それよりも、なぜそういった行動をとるのかといったようにその人たちを理解しようと思うようになった。叱るとしてもその後で良い。これについては自分自身が少し成長できているのかなと思っている。

「叱る」というのは、相手にとって良いことなのか?

もう一つの理由は、叱ることがその人にとって必ずしも良いことであるとは限らないからだ。

その人の立場にたち、その人のことを思って注意をするという行為は必要なことなのだが、それは相手が何かしら自分を良くしよう自分を変えていこうと思っている時に成立する。

つまり、現状維持で良いと思っていたり変わりたくないと思っている人に、いくら注意をして行動の変容を求めてもしょうがないのだ。

「議論」とは自分の考えが変わる可能性がある人としか成り立たないのと同じで、叱るという行為も相手が変わろうとしていない限り両者にとって意味のないものになる。

後者の方の考え方が良いのか悪いのかはまだ分からない。変わる可能性を信じて根気よく接することも良いかもしれない。

しかしそもそも人を変えるということ自体が驕りであって、進んで行うべきことではないかもしれない。この点はまだ自分の中で適切な解答が見当たらない。

このような考えがあり、簡単には怒ったり叱ったりしなくなった。悪いことではないのだろうが、良いことでもないように思っている。
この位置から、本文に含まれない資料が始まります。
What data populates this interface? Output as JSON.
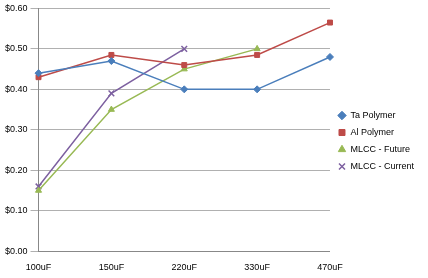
{
  "chart_data": {
    "type": "line",
    "categories": [
      "100uF",
      "150uF",
      "220uF",
      "330uF",
      "470uF"
    ],
    "series": [
      {
        "name": "Ta Polymer",
        "color": "#4a7ebb",
        "marker": "diamond",
        "values": [
          0.44,
          0.47,
          0.4,
          0.4,
          0.48
        ]
      },
      {
        "name": "Al Polymer",
        "color": "#be4b48",
        "marker": "square",
        "values": [
          0.43,
          0.485,
          0.46,
          0.485,
          0.565
        ]
      },
      {
        "name": "MLCC - Future",
        "color": "#98b954",
        "marker": "triangle",
        "values": [
          0.15,
          0.35,
          0.45,
          0.5,
          null
        ]
      },
      {
        "name": "MLCC - Current",
        "color": "#7d60a0",
        "marker": "cross",
        "values": [
          0.16,
          0.39,
          0.5,
          null,
          null
        ]
      }
    ],
    "ylim": [
      0,
      0.6
    ],
    "yticks": [
      {
        "value": 0,
        "label": "$0.00"
      },
      {
        "value": 0.1,
        "label": "$0.10"
      },
      {
        "value": 0.2,
        "label": "$0.20"
      },
      {
        "value": 0.3,
        "label": "$0.30"
      },
      {
        "value": 0.4,
        "label": "$0.40"
      },
      {
        "value": 0.5,
        "label": "$0.50"
      },
      {
        "value": 0.6,
        "label": "$0.60"
      }
    ],
    "grid": true,
    "legend": "right"
  }
}
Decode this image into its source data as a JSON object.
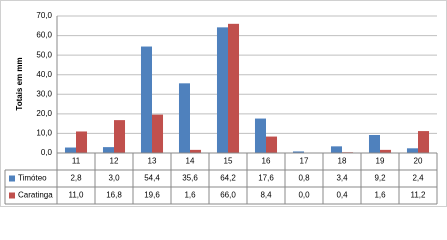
{
  "chart_data": {
    "type": "bar",
    "y_label": "Totais em mm",
    "categories": [
      "11",
      "12",
      "13",
      "14",
      "15",
      "16",
      "17",
      "18",
      "19",
      "20"
    ],
    "series": [
      {
        "name": "Timóteo",
        "color": "#4f81bd",
        "values": [
          2.8,
          3.0,
          54.4,
          35.6,
          64.2,
          17.6,
          0.8,
          3.4,
          9.2,
          2.4
        ],
        "value_labels": [
          "2,8",
          "3,0",
          "54,4",
          "35,6",
          "64,2",
          "17,6",
          "0,8",
          "3,4",
          "9,2",
          "2,4"
        ]
      },
      {
        "name": "Caratinga",
        "color": "#c0504d",
        "values": [
          11.0,
          16.8,
          19.6,
          1.6,
          66.0,
          8.4,
          0.0,
          0.4,
          1.6,
          11.2
        ],
        "value_labels": [
          "11,0",
          "16,8",
          "19,6",
          "1,6",
          "66,0",
          "8,4",
          "0,0",
          "0,4",
          "1,6",
          "11,2"
        ]
      }
    ],
    "ylim": [
      0,
      70
    ],
    "yticks": [
      {
        "value": 0,
        "label": "0,0"
      },
      {
        "value": 10,
        "label": "10,0"
      },
      {
        "value": 20,
        "label": "20,0"
      },
      {
        "value": 30,
        "label": "30,0"
      },
      {
        "value": 40,
        "label": "40,0"
      },
      {
        "value": 50,
        "label": "50,0"
      },
      {
        "value": 60,
        "label": "60,0"
      },
      {
        "value": 70,
        "label": "70,0"
      }
    ],
    "grid": true
  }
}
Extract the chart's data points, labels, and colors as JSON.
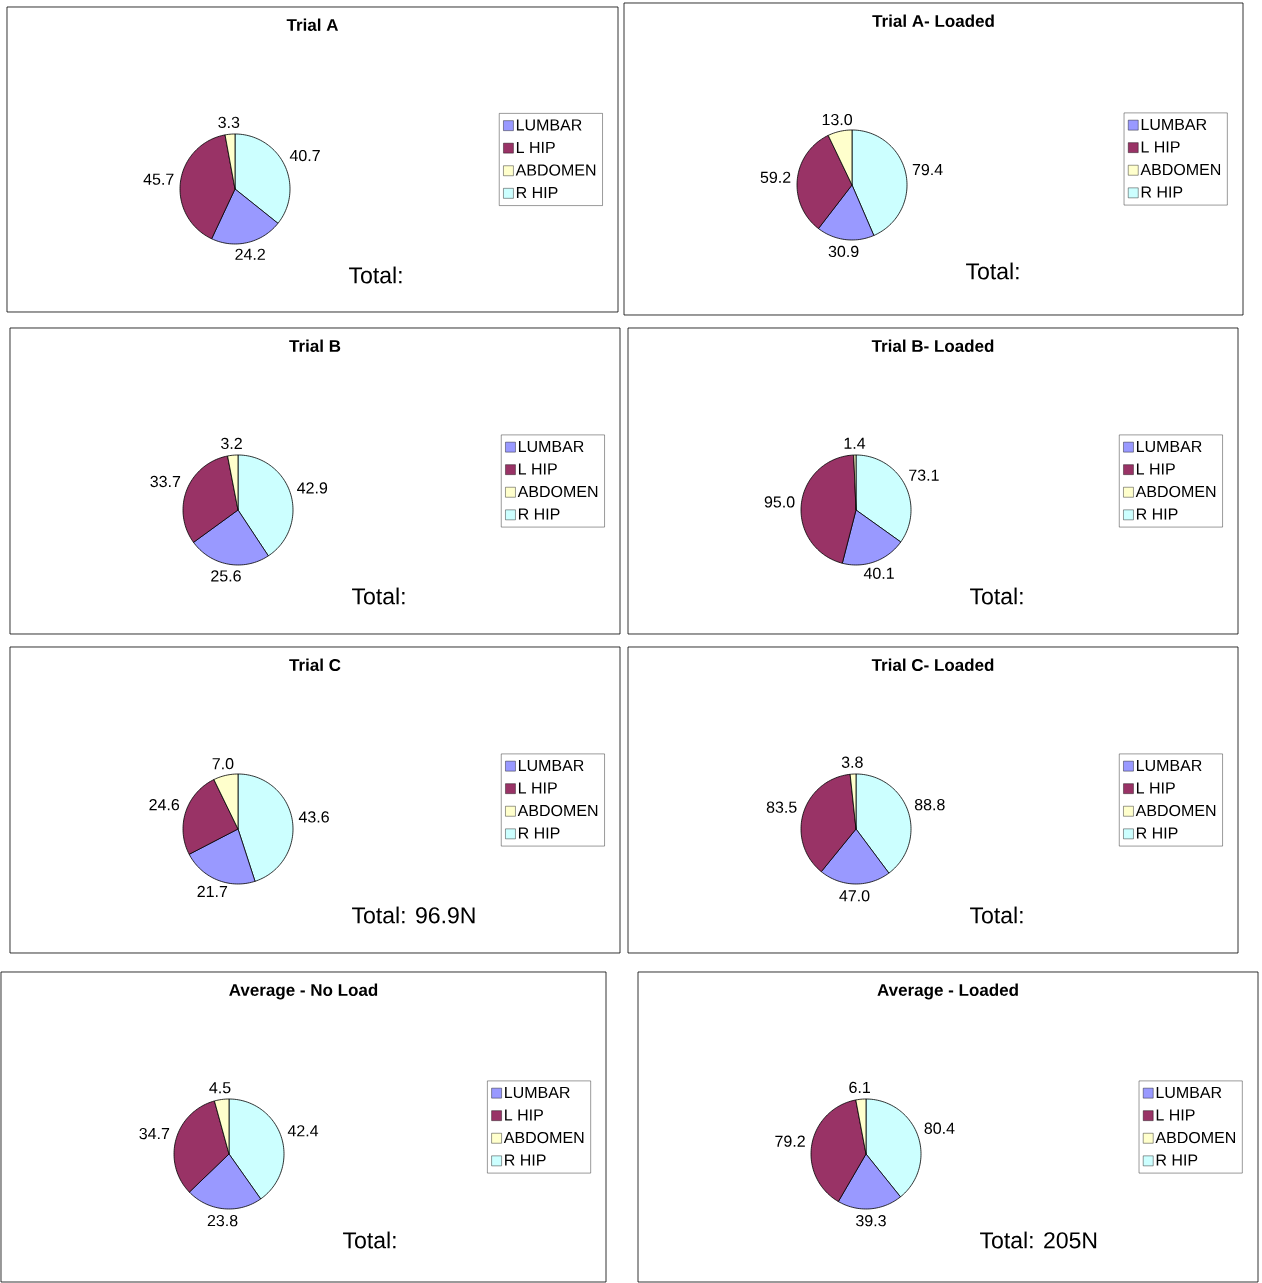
{
  "chart_data": [
    {
      "type": "pie",
      "title": "Trial A",
      "categories": [
        "LUMBAR",
        "L HIP",
        "ABDOMEN",
        "R HIP"
      ],
      "values": [
        24.2,
        45.7,
        3.3,
        40.7
      ],
      "value_labels": [
        "24.2",
        "45.7",
        "3.3",
        "40.7"
      ],
      "colors": [
        "#9999ff",
        "#993366",
        "#ffffcc",
        "#ccffff"
      ],
      "legend": "right",
      "annotations": [
        "Total:"
      ]
    },
    {
      "type": "pie",
      "title": "Trial A- Loaded",
      "categories": [
        "LUMBAR",
        "L HIP",
        "ABDOMEN",
        "R HIP"
      ],
      "values": [
        30.9,
        59.2,
        13.0,
        79.4
      ],
      "value_labels": [
        "30.9",
        "59.2",
        "13.0",
        "79.4"
      ],
      "colors": [
        "#9999ff",
        "#993366",
        "#ffffcc",
        "#ccffff"
      ],
      "legend": "right",
      "annotations": [
        "Total:"
      ]
    },
    {
      "type": "pie",
      "title": "Trial B",
      "categories": [
        "LUMBAR",
        "L HIP",
        "ABDOMEN",
        "R HIP"
      ],
      "values": [
        25.6,
        33.7,
        3.2,
        42.9
      ],
      "value_labels": [
        "25.6",
        "33.7",
        "3.2",
        "42.9"
      ],
      "colors": [
        "#9999ff",
        "#993366",
        "#ffffcc",
        "#ccffff"
      ],
      "legend": "right",
      "annotations": [
        "Total:"
      ]
    },
    {
      "type": "pie",
      "title": "Trial B- Loaded",
      "categories": [
        "LUMBAR",
        "L HIP",
        "ABDOMEN",
        "R HIP"
      ],
      "values": [
        40.1,
        95.0,
        1.4,
        73.1
      ],
      "value_labels": [
        "40.1",
        "95.0",
        "1.4",
        "73.1"
      ],
      "colors": [
        "#9999ff",
        "#993366",
        "#ffffcc",
        "#ccffff"
      ],
      "legend": "right",
      "annotations": [
        "Total:"
      ]
    },
    {
      "type": "pie",
      "title": "Trial C",
      "categories": [
        "LUMBAR",
        "L HIP",
        "ABDOMEN",
        "R HIP"
      ],
      "values": [
        21.7,
        24.6,
        7.0,
        43.6
      ],
      "value_labels": [
        "21.7",
        "24.6",
        "7.0",
        "43.6"
      ],
      "colors": [
        "#9999ff",
        "#993366",
        "#ffffcc",
        "#ccffff"
      ],
      "legend": "right",
      "annotations": [
        "Total: 96.9N"
      ]
    },
    {
      "type": "pie",
      "title": "Trial C- Loaded",
      "categories": [
        "LUMBAR",
        "L HIP",
        "ABDOMEN",
        "R HIP"
      ],
      "values": [
        47.0,
        83.5,
        3.8,
        88.8
      ],
      "value_labels": [
        "47.0",
        "83.5",
        "3.8",
        "88.8"
      ],
      "colors": [
        "#9999ff",
        "#993366",
        "#ffffcc",
        "#ccffff"
      ],
      "legend": "right",
      "annotations": [
        "Total:"
      ]
    },
    {
      "type": "pie",
      "title": "Average - No Load",
      "categories": [
        "LUMBAR",
        "L HIP",
        "ABDOMEN",
        "R HIP"
      ],
      "values": [
        23.8,
        34.7,
        4.5,
        42.4
      ],
      "value_labels": [
        "23.8",
        "34.7",
        "4.5",
        "42.4"
      ],
      "colors": [
        "#9999ff",
        "#993366",
        "#ffffcc",
        "#ccffff"
      ],
      "legend": "right",
      "annotations": [
        "Total:"
      ]
    },
    {
      "type": "pie",
      "title": "Average - Loaded",
      "categories": [
        "LUMBAR",
        "L HIP",
        "ABDOMEN",
        "R HIP"
      ],
      "values": [
        39.3,
        79.2,
        6.1,
        80.4
      ],
      "value_labels": [
        "39.3",
        "79.2",
        "6.1",
        "80.4"
      ],
      "colors": [
        "#9999ff",
        "#993366",
        "#ffffcc",
        "#ccffff"
      ],
      "legend": "right",
      "annotations": [
        "Total: 205N"
      ]
    }
  ]
}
例えば自分が組織のリーダーであり大きな責任を担っているのなら叱ることは必須であるだろう。逆にその組織に関係のない人がいくら叱っても効果がない可能性が高い。

叱る対象が自分にとって大事な人かどうかによっても変わるかもしれない。私は人が失礼な対応をしてきても、自分の中でその人の評価を下げるだけなので叱らないことが多い。
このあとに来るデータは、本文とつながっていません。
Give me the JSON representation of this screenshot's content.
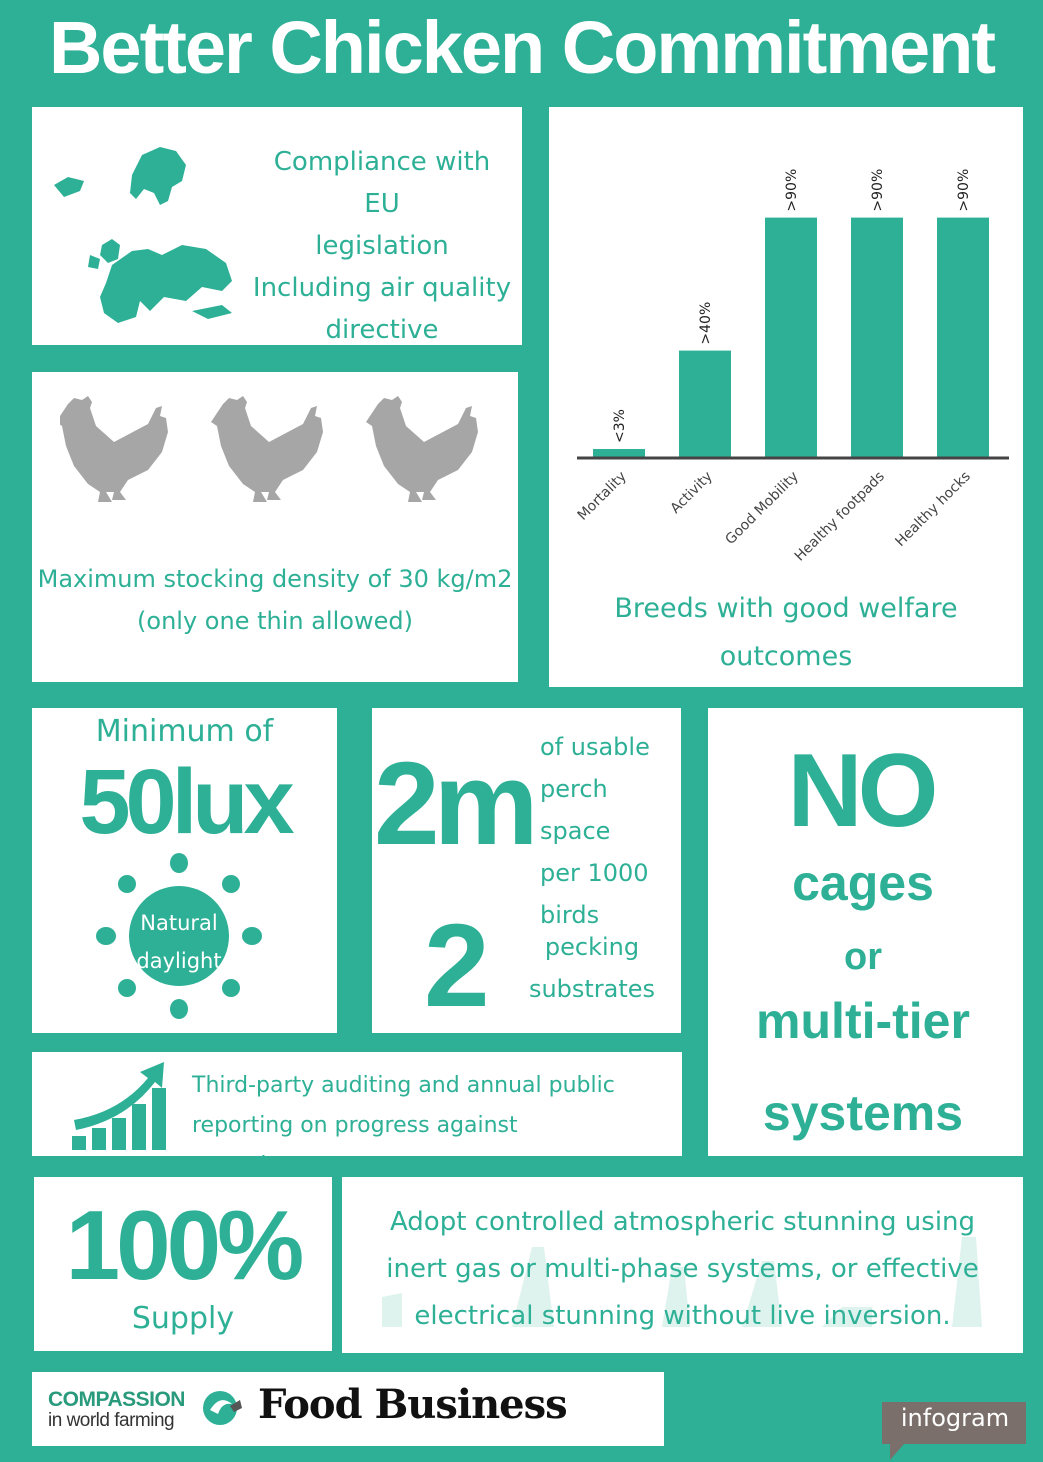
{
  "title": "Better Chicken Commitment",
  "colors": {
    "accent": "#2db096",
    "hen": "#a6a6a6",
    "white": "#ffffff",
    "dark_tag": "#7a6f6a"
  },
  "eu": {
    "lines": [
      "Compliance with EU",
      "legislation",
      "Including air quality",
      "directive"
    ],
    "icon": "europe-map-icon"
  },
  "stocking": {
    "lines": [
      "Maximum stocking density of 30 kg/m2",
      "(only one thin allowed)"
    ],
    "icon": "hen-icon"
  },
  "chart_data": {
    "type": "bar",
    "categories": [
      "Mortality",
      "Activity",
      "Good Mobility",
      "Healthy footpads",
      "Healthy hocks"
    ],
    "values": [
      3,
      40,
      90,
      90,
      90
    ],
    "labels": [
      "<3%",
      ">40%",
      ">90%",
      ">90%",
      ">90%"
    ],
    "ylim": [
      0,
      100
    ],
    "caption_lines": [
      "Breeds with good welfare",
      "outcomes"
    ]
  },
  "lux": {
    "min": "Minimum of",
    "big": "50lux",
    "sun_lines": [
      "Natural",
      "daylight"
    ],
    "icon": "sun-icon"
  },
  "perch": {
    "big": "2m",
    "lines": [
      "of usable",
      "perch space",
      "per 1000",
      "birds"
    ],
    "big2": "2",
    "lines2": [
      "pecking",
      "substrates"
    ]
  },
  "cages": {
    "no": "NO",
    "w1": "cages",
    "w2": "or",
    "w3": "multi-tier",
    "w4": "systems"
  },
  "audit": {
    "lines": [
      "Third-party auditing and annual public",
      "reporting on progress against commitments"
    ],
    "icon": "growth-chart-icon"
  },
  "supply": {
    "big": "100%",
    "label": "Supply"
  },
  "stun": {
    "lines": [
      "Adopt controlled atmospheric stunning using",
      "inert gas or multi-phase systems, or effective",
      "electrical stunning without live inversion."
    ]
  },
  "logos": {
    "ciwf_top": "COMPASSION",
    "ciwf_bottom": "in world farming",
    "fb": "Food Business"
  },
  "infogram": "infogram"
}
こう考えるとケースバイケースであり、一概に自分の中で叱るかどうかのボーダーラインを作ることは難しい

子どもの頃、親にたくさん叱られたがそのおかげで今があると思っている。叱られたことのある学校の先生や、先輩は今でも印象に残っており尊敬している。

そのため叱ることは非常に重要だとは思うのだが、その有用性は叱られる側にも大きく依存するのではないかと思っている。